More by: David Blankenhorn

Totalitarian governments are largely sustained by public lying. Our greatest teacher on this topic is Vaclav Havel, the playwright and former dissident who is now president of the Czech Republic.

One of Havels basic insights was that communism could not survive without constant official mendacity and the public's passive cooperation with it. The power to overturn communism did not ultimately flow from power politics or the barrel of a gun, but instead from what Havel simply and brilliantly called "living in truth."

Conversely, more than any other form of government, democracy requires truth telling. Why? Because the fundamental moral rationale for democracy is the belief that listening to each other, and reasoning together, can help us to discern a common reality, a broader and more accurate understanding of the way things are. Public lying – an issue raised in President Bill Clinton's current difficulties – makes a mockery of that democratic hope.

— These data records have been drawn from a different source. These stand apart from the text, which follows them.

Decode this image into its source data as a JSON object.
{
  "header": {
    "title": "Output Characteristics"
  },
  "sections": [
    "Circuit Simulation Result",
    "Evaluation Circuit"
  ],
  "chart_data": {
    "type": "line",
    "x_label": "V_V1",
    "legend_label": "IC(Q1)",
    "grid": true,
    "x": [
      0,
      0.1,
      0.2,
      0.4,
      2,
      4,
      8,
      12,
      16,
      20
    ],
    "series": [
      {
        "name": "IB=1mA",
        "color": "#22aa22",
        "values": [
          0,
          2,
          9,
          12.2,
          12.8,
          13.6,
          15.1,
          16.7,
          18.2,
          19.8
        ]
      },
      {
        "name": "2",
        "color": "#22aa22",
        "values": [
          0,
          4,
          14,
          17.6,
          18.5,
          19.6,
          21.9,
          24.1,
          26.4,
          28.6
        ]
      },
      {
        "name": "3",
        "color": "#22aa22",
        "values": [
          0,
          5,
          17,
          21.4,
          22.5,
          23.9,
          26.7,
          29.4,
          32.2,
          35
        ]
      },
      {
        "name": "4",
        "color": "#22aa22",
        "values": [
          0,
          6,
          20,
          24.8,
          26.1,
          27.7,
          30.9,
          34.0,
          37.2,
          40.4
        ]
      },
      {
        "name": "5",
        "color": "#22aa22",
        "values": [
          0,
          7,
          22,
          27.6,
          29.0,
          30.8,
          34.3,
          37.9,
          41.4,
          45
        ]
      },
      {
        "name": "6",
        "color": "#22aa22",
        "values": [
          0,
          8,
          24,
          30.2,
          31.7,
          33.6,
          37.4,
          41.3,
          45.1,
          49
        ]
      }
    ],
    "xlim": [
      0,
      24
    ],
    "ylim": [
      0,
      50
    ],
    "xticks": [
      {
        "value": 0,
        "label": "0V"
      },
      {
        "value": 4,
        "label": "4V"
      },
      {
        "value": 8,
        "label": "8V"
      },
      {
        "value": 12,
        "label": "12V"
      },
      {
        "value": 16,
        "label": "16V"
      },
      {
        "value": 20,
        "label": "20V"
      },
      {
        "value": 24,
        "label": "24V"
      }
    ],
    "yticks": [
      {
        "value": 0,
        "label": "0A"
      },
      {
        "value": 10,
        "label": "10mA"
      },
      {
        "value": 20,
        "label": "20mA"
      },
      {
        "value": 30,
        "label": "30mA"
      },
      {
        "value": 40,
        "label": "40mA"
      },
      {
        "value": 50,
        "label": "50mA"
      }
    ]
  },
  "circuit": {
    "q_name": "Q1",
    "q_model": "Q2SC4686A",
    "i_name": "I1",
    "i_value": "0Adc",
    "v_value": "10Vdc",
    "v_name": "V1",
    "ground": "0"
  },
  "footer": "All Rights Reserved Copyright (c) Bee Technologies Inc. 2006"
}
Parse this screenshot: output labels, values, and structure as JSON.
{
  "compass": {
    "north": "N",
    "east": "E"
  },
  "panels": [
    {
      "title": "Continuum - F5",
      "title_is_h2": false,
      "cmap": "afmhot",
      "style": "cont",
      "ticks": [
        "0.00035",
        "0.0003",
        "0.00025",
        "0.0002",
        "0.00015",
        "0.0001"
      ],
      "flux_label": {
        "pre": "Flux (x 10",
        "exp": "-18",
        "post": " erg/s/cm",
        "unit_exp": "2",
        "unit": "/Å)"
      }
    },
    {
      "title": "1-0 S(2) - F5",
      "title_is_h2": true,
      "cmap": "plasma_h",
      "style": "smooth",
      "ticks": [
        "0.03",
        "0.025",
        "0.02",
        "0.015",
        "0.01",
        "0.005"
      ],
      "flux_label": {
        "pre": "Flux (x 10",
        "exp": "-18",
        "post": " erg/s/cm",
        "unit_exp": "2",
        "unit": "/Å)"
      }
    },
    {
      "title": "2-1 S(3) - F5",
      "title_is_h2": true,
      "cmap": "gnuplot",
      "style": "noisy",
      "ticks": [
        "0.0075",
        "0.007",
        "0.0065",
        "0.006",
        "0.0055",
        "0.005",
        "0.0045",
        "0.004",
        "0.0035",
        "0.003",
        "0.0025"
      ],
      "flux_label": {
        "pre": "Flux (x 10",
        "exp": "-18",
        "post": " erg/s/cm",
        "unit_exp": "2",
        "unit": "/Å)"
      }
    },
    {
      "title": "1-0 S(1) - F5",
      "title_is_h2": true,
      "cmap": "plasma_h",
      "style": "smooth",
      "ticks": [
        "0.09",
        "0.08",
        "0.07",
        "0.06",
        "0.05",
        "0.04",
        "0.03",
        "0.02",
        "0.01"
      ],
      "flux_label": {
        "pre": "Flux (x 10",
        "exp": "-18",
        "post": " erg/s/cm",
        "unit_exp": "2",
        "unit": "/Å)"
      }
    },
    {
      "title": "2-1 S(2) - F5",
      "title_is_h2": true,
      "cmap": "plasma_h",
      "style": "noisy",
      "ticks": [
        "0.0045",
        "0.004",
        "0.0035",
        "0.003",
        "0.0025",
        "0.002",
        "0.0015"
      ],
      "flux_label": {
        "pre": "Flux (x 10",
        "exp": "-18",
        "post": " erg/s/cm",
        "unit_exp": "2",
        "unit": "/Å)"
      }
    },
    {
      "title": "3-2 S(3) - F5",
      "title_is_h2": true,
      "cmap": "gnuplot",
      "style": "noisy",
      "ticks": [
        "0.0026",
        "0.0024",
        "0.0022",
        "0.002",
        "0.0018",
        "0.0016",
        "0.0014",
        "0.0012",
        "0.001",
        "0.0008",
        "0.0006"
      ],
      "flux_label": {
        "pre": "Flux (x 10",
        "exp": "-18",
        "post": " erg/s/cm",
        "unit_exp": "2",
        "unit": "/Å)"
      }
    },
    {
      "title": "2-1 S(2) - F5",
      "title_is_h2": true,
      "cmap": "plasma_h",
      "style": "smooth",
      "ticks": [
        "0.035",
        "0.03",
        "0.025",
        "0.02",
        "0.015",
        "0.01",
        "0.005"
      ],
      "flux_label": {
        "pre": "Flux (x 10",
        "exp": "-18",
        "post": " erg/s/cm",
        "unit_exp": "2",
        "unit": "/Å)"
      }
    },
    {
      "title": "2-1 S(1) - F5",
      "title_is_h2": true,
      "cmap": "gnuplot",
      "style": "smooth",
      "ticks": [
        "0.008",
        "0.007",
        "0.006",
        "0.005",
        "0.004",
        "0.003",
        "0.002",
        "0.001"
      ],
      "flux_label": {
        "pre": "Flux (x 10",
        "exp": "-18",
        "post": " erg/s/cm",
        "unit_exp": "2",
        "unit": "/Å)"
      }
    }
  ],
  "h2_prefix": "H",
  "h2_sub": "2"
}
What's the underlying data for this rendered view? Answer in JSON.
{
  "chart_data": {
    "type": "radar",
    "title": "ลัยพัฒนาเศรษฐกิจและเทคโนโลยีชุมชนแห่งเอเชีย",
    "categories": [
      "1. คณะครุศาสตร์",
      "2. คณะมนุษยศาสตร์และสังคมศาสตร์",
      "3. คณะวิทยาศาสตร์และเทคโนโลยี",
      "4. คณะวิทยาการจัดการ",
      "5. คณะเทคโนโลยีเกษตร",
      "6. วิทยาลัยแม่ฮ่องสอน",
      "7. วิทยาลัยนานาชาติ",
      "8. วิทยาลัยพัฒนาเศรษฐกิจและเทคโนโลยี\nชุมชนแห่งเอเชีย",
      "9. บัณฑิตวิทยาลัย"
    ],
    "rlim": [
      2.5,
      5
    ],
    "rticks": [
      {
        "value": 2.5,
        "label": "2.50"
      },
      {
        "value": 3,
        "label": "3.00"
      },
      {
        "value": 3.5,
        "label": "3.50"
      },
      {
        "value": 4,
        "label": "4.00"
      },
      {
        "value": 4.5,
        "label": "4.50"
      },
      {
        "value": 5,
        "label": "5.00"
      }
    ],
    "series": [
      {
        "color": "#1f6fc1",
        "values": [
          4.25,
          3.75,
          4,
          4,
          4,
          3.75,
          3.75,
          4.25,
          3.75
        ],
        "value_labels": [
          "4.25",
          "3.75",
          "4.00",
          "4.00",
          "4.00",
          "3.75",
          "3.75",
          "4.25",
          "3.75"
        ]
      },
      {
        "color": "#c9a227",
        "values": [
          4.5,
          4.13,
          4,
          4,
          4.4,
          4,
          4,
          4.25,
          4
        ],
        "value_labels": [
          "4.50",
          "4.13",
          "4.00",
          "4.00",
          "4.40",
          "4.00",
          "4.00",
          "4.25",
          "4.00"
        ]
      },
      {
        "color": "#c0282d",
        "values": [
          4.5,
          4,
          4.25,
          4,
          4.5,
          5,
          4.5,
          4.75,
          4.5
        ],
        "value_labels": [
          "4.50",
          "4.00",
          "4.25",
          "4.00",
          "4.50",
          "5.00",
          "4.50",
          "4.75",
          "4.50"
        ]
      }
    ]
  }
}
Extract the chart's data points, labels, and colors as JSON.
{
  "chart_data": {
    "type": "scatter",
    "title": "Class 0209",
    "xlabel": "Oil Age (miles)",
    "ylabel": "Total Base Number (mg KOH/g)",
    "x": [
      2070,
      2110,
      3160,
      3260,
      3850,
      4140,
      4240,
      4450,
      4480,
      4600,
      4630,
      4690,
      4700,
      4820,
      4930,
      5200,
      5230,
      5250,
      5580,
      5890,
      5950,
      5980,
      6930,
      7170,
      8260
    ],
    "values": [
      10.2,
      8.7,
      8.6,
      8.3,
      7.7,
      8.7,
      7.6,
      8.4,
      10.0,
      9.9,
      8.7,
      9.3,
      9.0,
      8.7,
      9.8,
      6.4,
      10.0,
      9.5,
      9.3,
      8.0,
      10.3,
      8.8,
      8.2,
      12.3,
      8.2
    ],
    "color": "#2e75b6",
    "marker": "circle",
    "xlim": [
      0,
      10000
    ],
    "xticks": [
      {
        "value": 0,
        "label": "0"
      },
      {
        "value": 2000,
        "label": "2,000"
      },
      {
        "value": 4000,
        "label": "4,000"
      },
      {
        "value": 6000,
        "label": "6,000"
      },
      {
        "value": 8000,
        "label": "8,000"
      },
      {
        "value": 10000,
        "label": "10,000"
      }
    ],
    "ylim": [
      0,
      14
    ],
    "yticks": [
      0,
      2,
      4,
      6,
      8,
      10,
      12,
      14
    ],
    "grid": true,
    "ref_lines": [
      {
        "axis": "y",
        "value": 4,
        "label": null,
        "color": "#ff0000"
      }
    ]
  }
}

By destroying trust in each other and trust that civic participation is an understandable and therefore rational activity, public lying undermines the foundations of self-governance. For this reason, the highest possible offense against democracy, other than direct treason, is public lying.

In some circumstances, lying is acceptable and even desirable. Most of these exceptions concern our private lives and involve matters of courtesy. For example, if I meet an old friend who has gained weight and is wearing an ugly dress, it is proper for me to say, untruthfully, "You look great." If I am confident that I am the smartest person in the room, and you ask me, "Who do you think is the smartest person in the room?" it is proper for me to be evasive or untruthful in my answer.

But a key moral justification for the "good" private lie is that the lie must be selfless, usually a way of modestly shifting praise or advantage or credit away from myself. The opposite kind of justification is almost never acceptable; virtually all self-interested lies are morally wrong.

More generally, from a democrat's perspective, private lying is merely harmful – a betrayal of those being lied to, possibly an indicator of a more general willingness to lie and certainly a bad example to set for children. But public lying in a democracy is lethal. It is lying to everybody at the same time, in a premeditated way, as a civic act, operating from one's authority as a democratic leader.

The worst form of public lying is lying under oath – when I formally swear to my fellow citizens and to God to tell the truth, no matter what. Under oath, there is no such thing as a good or private lie, even in the case of the fat friend in an ugly dress or as regards who is the smartest person in the room. Being "sworn in" is a democracy's highest and most solemn enshrinement of the norm of truth telling. To violate that oath is to attack the democratic idea. In Clinton's case, he and his defenders have developed a clear argument. Their proposition is that a president should not be removed from office for public lying repeatedly, including under oath, if the president believes that telling the truth would have exposed him to unfair political attack and unjustified invasions of privacy.

From this basic premise flow all the other supporting ideas. That everybody lies, especially politicians, especially about sex. (If everybody does it, it can't be so bad.) That some public lies are more acceptable than others. That whatever is legally non-actionable is "private" and thus beyond the reach of formal political punishment.

That technically true deceptions, statements clearly intended to deceive but containing well-hidden linguistic escape clauses that can be brought forward when and if the deception is uncovered constitute telling the truth. And, most of all, that politics trumps morality; that political success is ultimately more important than telling the truth.

To accept this proposition and these supporting ideas would be to accept the practicality of public lying in a democracy. I have three young children. From this sad episode, they will learn in the coming weeks either that public lying is acceptable in our society or that it is not.